Trump so far is more farce than tragedy

And what’s true with Russia is true on other fronts. A vast gulf between the things Trump says he wants — which are, indeed, often authoritarian — and the things that actually happen is the essential characteristic of his presidency’s first year.

He promised to bring back waterboarding and worse; he was easily talked out of it. He promised a Muslim ban; a much more modest travel ban is now tied up in the courts. He launched a voter fraud commission, which his critics regarded as a step toward massive vote suppression; it was ineffective and broke up. He keeps threatening to change the libel laws; they aren’t changing, and the anti-Trump press is thriving. NATO and Nafta are both still there; the trade war with China has been postponed; we are not at war with Iran or (yes, I know, yet) with North Korea; the scope of the Russia investigation has only widened since Trump’s hamfisted intervention.

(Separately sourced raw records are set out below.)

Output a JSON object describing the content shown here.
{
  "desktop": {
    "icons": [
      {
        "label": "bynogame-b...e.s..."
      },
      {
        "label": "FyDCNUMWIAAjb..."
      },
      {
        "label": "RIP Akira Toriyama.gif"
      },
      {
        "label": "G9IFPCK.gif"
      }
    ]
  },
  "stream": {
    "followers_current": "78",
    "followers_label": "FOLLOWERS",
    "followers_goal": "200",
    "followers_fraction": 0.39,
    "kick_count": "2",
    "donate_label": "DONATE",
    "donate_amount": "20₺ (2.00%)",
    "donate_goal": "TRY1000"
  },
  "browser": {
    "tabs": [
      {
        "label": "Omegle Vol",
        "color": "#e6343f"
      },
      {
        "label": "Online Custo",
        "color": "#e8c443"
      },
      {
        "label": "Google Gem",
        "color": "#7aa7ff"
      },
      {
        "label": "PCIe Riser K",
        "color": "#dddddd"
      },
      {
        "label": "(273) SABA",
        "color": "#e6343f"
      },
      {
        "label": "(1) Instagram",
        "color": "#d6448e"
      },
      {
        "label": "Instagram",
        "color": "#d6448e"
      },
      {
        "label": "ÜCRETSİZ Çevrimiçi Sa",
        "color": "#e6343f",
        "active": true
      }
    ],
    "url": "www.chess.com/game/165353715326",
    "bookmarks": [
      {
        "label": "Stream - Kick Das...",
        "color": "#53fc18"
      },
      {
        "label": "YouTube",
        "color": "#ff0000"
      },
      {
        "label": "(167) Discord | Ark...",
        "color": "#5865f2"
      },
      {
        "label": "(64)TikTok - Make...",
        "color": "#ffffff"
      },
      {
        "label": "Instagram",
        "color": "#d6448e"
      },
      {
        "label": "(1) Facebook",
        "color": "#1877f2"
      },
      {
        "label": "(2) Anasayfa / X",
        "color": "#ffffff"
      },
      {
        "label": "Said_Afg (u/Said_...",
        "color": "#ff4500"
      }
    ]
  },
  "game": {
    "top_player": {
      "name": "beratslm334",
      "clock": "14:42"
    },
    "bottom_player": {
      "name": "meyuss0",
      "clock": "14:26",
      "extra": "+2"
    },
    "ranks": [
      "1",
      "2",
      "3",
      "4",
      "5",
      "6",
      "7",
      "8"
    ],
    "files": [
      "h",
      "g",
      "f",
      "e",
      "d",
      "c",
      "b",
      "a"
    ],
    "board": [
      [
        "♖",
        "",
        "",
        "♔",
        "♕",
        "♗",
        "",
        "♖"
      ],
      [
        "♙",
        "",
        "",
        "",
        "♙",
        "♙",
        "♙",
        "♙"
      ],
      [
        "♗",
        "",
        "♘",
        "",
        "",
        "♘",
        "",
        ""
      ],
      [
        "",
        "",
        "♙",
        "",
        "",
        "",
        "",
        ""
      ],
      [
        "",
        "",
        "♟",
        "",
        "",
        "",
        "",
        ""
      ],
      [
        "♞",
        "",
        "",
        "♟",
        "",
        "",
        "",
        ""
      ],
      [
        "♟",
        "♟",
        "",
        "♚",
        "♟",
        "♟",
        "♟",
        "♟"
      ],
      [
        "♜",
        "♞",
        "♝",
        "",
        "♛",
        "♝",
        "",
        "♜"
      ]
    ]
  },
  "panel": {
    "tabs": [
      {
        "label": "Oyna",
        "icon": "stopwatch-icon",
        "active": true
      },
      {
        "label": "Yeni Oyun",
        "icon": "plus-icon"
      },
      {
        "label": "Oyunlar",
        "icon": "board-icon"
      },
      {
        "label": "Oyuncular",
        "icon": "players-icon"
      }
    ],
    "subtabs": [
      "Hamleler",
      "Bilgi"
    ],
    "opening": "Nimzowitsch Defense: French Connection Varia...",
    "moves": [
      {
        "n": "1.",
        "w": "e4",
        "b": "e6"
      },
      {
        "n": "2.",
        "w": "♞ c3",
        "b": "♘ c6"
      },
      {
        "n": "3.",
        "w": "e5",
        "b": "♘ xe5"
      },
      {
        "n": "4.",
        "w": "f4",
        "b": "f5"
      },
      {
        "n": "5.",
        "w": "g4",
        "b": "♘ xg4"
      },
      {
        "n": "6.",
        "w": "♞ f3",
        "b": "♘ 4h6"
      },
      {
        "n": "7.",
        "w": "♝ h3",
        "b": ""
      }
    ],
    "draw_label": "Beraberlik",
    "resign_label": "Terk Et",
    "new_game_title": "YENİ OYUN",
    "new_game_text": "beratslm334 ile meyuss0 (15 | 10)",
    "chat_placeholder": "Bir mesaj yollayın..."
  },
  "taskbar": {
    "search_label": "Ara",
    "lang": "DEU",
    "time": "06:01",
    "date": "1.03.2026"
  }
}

Before Trump took office, it was reasonable to worry that he would fill high offices with cronies, but the real cranks have rarely lasted and many appointments have been reasonable and conventional and even boring. The president is filling the courts with Federalist Society conservatives, not his sister or Ivanka or Newt Gingrich, and his cabinet looks a lot like a generic Republican administration, whose efforts liberals understandably oppose and sometimes deplore, but which are not remotely like the workings of a fascist cabal circa 1935.